上 下
32 / 86
四章 それでも僕等は夢を見る

遠い日の憧憬

しおりを挟む
「アズミももう忘れろ。アズミの努力はちゃんと評価されてる。隊士達がおまえの下でまとまってるのが紛れもない証拠だろ」
 あれからずっと項垂れているアズミがぴくっと身を震わせた。
「……そう、ですね。……その通りです。嫌なこと言われるの、わたしも慣れてるはずなんですけど、いつも落ち込んでしまって……。ダメですね、わたし」
「アズミも、大変なんだな……」
 ジンレイが振り向くと彼女は「お恥ずかしい話ですが」と前置きした。
「国家魔導士になって、策士の資格キャパシティも取って隊長に昇格した今も、あまり良い目で見られたことはないですね」
 えへへ、と弱々しく笑う。
 魔法関係にてんで疎いジンレイでも、資格キャパシティの中で取得が最難関なのは魔導士であることは重々理解している。魔導士の資格キャパシティ取得と同時にフォルセス国軍に入り、最年少国家魔導士となったアズミは数年後、策士の資格キャパシティも取得し隊を指揮する権限をも得た。勿論才能もあっただろう。しかし、その才能を充分に活かすために並々ならぬ努力を重ねてきたのだ。実際に見たわけではないが断言できる。ジンレイも居たたまれない思いが募った。
 そうすると、アズミがくすりと笑い出した。
「みんなといると、なんだか昔に戻ったような気がします。軍に入ったばかりの頃は、毎日ユリエナが会いに来てくれて、楽しい話をいっぱいしてくれました。おかげでつらいことがあっても、また頑張ろうって思えたんです」
 泣き笑いの表情を浮かべ、言葉を紡ぐ。
「ユリエナはいつも笑っていました。つらい時も、悲しい時も、決して笑顔を絶やすことはなくて……。ずっとその笑顔に、優しさに、励まされてきたんだと思います」
 アズミの言う『いつも』が本当にその言葉通りであることを、ジンレイ達は既に知っている。思い出すユリエナの顔はどれも笑っていた。

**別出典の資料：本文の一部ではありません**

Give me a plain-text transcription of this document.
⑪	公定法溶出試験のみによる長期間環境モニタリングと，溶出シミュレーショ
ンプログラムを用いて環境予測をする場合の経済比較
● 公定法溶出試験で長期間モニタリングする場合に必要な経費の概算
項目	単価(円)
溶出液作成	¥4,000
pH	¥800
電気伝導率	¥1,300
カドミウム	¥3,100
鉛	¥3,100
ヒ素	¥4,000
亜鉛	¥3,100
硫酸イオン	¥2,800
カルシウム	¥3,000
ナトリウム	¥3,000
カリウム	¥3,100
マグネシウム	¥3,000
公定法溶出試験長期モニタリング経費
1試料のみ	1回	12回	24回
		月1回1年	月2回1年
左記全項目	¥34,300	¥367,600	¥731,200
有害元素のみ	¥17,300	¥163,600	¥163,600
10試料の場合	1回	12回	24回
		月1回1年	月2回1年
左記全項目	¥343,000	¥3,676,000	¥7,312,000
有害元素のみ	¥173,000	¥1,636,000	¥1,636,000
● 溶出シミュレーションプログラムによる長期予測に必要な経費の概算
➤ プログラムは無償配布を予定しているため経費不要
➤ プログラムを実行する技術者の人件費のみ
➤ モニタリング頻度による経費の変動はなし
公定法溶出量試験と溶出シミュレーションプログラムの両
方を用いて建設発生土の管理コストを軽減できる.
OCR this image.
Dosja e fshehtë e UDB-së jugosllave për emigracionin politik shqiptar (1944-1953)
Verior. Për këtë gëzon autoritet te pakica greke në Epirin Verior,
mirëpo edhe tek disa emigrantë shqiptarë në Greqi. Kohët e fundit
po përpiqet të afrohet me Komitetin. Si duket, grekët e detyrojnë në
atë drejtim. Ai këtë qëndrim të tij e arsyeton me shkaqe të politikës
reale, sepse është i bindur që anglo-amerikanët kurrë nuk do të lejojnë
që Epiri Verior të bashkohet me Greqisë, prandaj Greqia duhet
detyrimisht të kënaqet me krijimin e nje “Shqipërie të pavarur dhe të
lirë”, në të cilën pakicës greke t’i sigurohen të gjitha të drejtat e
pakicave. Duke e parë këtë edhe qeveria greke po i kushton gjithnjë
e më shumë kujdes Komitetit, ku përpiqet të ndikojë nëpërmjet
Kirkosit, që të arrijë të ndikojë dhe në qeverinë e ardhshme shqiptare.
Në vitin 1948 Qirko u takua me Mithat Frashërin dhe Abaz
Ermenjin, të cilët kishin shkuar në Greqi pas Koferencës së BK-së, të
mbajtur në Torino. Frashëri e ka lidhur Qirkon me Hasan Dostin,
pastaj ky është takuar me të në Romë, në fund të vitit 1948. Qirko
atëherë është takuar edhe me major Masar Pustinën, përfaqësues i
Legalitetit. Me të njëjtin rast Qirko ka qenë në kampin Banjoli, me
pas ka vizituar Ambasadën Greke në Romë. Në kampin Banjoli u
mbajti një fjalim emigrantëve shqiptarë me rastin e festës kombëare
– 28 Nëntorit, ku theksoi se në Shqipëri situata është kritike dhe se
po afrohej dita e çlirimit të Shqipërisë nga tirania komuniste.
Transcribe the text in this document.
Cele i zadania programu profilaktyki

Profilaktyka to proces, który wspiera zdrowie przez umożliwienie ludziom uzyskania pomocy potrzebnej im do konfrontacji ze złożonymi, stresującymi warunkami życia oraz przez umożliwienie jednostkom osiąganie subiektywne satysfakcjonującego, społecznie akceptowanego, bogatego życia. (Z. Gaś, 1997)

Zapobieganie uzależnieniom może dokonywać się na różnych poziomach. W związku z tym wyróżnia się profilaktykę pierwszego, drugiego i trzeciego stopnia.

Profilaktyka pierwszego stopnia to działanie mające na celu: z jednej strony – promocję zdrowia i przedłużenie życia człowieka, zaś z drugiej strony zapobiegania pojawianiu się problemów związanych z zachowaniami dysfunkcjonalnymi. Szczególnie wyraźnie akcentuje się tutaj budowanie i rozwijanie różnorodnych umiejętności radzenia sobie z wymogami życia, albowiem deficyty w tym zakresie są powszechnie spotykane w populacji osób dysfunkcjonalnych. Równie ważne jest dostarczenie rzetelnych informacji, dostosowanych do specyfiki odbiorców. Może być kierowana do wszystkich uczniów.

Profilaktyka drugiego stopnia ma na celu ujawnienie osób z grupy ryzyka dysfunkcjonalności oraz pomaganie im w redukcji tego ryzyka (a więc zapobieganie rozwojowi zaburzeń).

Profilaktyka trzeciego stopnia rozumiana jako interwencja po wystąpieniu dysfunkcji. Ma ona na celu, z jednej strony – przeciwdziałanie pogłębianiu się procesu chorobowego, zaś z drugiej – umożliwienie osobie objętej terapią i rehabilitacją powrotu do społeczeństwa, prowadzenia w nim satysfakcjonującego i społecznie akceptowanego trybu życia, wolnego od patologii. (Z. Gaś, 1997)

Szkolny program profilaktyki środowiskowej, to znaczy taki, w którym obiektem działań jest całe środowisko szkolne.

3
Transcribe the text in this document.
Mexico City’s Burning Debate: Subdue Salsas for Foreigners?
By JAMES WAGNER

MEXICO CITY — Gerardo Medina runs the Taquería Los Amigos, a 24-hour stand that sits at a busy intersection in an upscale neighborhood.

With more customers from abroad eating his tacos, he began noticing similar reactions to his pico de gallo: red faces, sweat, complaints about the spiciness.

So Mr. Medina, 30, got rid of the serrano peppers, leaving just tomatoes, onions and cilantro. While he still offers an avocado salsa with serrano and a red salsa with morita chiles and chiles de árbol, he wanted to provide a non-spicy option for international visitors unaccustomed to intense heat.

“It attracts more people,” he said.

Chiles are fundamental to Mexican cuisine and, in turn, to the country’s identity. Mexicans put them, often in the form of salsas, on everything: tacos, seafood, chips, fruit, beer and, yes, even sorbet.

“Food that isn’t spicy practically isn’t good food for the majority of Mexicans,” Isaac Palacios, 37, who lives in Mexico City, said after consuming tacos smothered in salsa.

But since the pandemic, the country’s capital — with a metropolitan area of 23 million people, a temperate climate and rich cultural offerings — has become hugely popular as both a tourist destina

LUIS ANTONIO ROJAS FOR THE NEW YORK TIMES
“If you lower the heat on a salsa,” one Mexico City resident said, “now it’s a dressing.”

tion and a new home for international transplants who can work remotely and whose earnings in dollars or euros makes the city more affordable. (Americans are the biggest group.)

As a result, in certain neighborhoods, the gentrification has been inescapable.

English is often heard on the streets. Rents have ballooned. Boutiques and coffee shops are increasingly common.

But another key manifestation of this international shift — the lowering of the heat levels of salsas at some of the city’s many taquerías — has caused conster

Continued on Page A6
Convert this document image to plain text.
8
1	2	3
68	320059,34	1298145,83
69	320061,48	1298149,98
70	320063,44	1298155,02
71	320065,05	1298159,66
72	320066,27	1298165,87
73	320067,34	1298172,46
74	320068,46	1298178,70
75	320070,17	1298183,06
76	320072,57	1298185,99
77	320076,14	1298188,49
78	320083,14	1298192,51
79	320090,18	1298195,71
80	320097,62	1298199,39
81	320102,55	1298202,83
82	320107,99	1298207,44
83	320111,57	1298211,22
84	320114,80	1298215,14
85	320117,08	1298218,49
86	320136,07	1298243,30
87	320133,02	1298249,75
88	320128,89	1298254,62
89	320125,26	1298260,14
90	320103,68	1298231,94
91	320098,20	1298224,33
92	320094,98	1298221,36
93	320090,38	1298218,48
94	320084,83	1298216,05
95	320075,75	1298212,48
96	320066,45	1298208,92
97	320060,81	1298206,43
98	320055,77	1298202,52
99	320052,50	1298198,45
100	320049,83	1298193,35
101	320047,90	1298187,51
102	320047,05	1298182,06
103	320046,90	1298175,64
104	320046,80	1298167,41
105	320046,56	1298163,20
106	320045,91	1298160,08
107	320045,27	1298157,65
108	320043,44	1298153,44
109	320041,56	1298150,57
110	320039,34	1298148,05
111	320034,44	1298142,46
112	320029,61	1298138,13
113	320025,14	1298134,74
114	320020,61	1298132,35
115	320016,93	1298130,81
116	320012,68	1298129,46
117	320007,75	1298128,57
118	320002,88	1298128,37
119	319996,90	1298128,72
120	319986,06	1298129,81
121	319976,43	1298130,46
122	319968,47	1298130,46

 しばらくして、アズミが「よしっ」と吹っ切れた顔を見せた。
「だから、今度はわたし達がユリエナに笑いかける番ですよね」
 この中で最年少の少女が、その小さな胸に大きな決意を抱く。
 その時、北の空から何かが舞い降りてきた。
「あ、ケトル!」
 細腕を水平に上げて偵察に行っていた小鳥を留める。すると彼女の忠実な式魔はキュキュキュとゴムが滑るような高い声で鳴いた。それを聴き、アズミの表情が引き締まる。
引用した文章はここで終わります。